Yesterday was endoscopy day. Those of you reading this as kindred spirits, blessed with eosinophilic or other GI issues, probably have a pretty good idea of what that means.
Surprisingly, it’s been nearly two years since the last scope, which took place following the spectacularly ineffective massively allergen-free diet.
Same old drill, but it struck me that I’ve finally (finally!) learned a few things about coping as a grown-up with the upper GI endoscopy experience. To wit:
Take the next day off – For each scope over the last few years, I’ve pushed myself to return to work the next day because that’s what the instructions say to expect. And each of those times, I’ve sat starting at my computer, willing myself to swallow and just wanting to be home. This time, I arranged an additional sick day ahead of time. Even though the discomfort has been quite mild, the 2-hour early afternoon nap was confirmation for me of the right decision.
(The corollary here was going to be: Don’t fear the pain meds. I’ve always been reluctant to take the prescribed painkillers, and was actually all set to slug some down today. Turns out that today’s pain has just not been that bad. So, the point is valid, I think, but not one that I can speak to from experience.)
Clear a path to the bed – At this point, I know that all I’m going to want to do when I get home is crawl into bed, and that I’m going to be pretty foggy when I reach it. Before heading off to the clinic, I turned back the cover and laid out my pj’s for easy access. I don’t remember much about getting into bed, but I was under the covers and in my jammies when I awoke. Success.
Stock up on soft goodness – What do you eat when swallowing hurts? Stock the fridge before the scope so you won’t have to send spouse or some other kind soul on an emergency run for pudding (THIS), applesauce, ginger ale (to rehydrate after that long NPO order), or whatever else brings you comfort.
Dread the gargle – I’ve pretty much stopped stressing about the scope procedure, but the anesthetic gargle ahead of time is the pits. It’s what made me almost want to call the whole thing off. It’s the last vivid memory you get before they knock you out and it makes me gag every time. If anyone out there is into biomedical invention: Please, please, please make a better gargle. Please.

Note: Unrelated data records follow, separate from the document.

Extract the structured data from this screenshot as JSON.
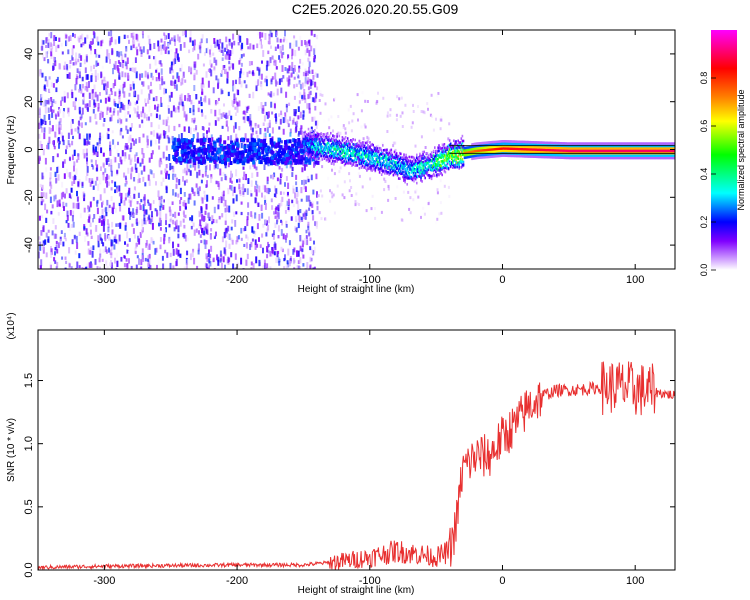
{
  "page_title": "C2E5.2026.020.20.55.G09",
  "chart_data": [
    {
      "type": "heatmap",
      "title": "C2E5.2026.020.20.55.G09",
      "xlabel": "Height of straight line (km)",
      "ylabel": "Frequency (Hz)",
      "xlim": [
        -350,
        130
      ],
      "ylim": [
        -50,
        50
      ],
      "x_ticks": [
        -300,
        -200,
        -100,
        0,
        100
      ],
      "x_tick_labels": [
        "-300",
        "-200",
        "-100",
        "0",
        "100"
      ],
      "y_ticks": [
        -40,
        -20,
        0,
        20,
        40
      ],
      "y_tick_labels": [
        "-40",
        "-20",
        "0",
        "20",
        "40"
      ],
      "colorbar": {
        "label": "Normalized spectral amplitude",
        "range": [
          0,
          1
        ],
        "ticks": [
          0.0,
          0.2,
          0.4,
          0.6,
          0.8
        ],
        "tick_labels": [
          "0.0",
          "0.2",
          "0.4",
          "0.6",
          "0.8"
        ],
        "colormap": [
          "#ffffff",
          "#c080ff",
          "#8000ff",
          "#0000ff",
          "#00ffff",
          "#00ff00",
          "#ffff00",
          "#ff8000",
          "#ff0000",
          "#ff00ff"
        ]
      },
      "signal_track": [
        {
          "x": -150,
          "freq": 3,
          "amp": 0.3
        },
        {
          "x": -130,
          "freq": 1,
          "amp": 0.45
        },
        {
          "x": -110,
          "freq": -1,
          "amp": 0.4
        },
        {
          "x": -90,
          "freq": -4,
          "amp": 0.4
        },
        {
          "x": -70,
          "freq": -8,
          "amp": 0.35
        },
        {
          "x": -55,
          "freq": -6,
          "amp": 0.45
        },
        {
          "x": -40,
          "freq": -2,
          "amp": 0.65
        },
        {
          "x": -20,
          "freq": 0,
          "amp": 0.75
        },
        {
          "x": 0,
          "freq": 1,
          "amp": 0.85
        },
        {
          "x": 50,
          "freq": 0,
          "amp": 0.9
        },
        {
          "x": 130,
          "freq": 0,
          "amp": 0.9
        }
      ]
    },
    {
      "type": "line",
      "xlabel": "Height of straight line (km)",
      "ylabel": "SNR (10 * v/v)",
      "scale_label": "(x10⁴)",
      "xlim": [
        -350,
        130
      ],
      "ylim": [
        0,
        1.9
      ],
      "x_ticks": [
        -300,
        -200,
        -100,
        0,
        100
      ],
      "x_tick_labels": [
        "-300",
        "-200",
        "-100",
        "0",
        "100"
      ],
      "y_ticks": [
        0.0,
        0.5,
        1.0,
        1.5
      ],
      "y_tick_labels": [
        "0.0",
        "0.5",
        "1.0",
        "1.5"
      ],
      "line_color": "#e83030",
      "series": [
        {
          "name": "SNR",
          "x": [
            -350,
            -300,
            -200,
            -150,
            -120,
            -100,
            -80,
            -60,
            -50,
            -40,
            -35,
            -30,
            -20,
            -10,
            0,
            10,
            20,
            30,
            40,
            60,
            80,
            90,
            100,
            110,
            130
          ],
          "y": [
            0.02,
            0.03,
            0.04,
            0.04,
            0.07,
            0.1,
            0.15,
            0.12,
            0.1,
            0.15,
            0.35,
            0.8,
            0.9,
            0.9,
            1.05,
            1.15,
            1.3,
            1.38,
            1.42,
            1.43,
            1.45,
            1.45,
            1.43,
            1.42,
            1.38
          ]
        }
      ]
    }
  ]
}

We’re infinitely interesting – EOE is getting to be a lot more common; other EGIDS are relatively rare. Either way, we still generate a lot of interest. During just this single scope, I got to take part in two different research projects with, as far as I can tell, multiple parts for each. It meant consenting to some additional biopsy samples, giving some extra blood, and filling out a couple of questionnaires. At one point, what with the research assistants, the nurses, my gastroenterologist, and the anesthesiologist, there was a line of people outside the prep cubicle. No kidding. But, really, if you’re asked to do so, there’s so much we need to know about these diseases. If I’m stuck with it, I’m sure going to help.
And how did everything look? Pretty much as I would have predicted based on symptoms: a little narrowing, a little irritation, but nothing too alarming. Biopsy results due back in a week or so. Good times!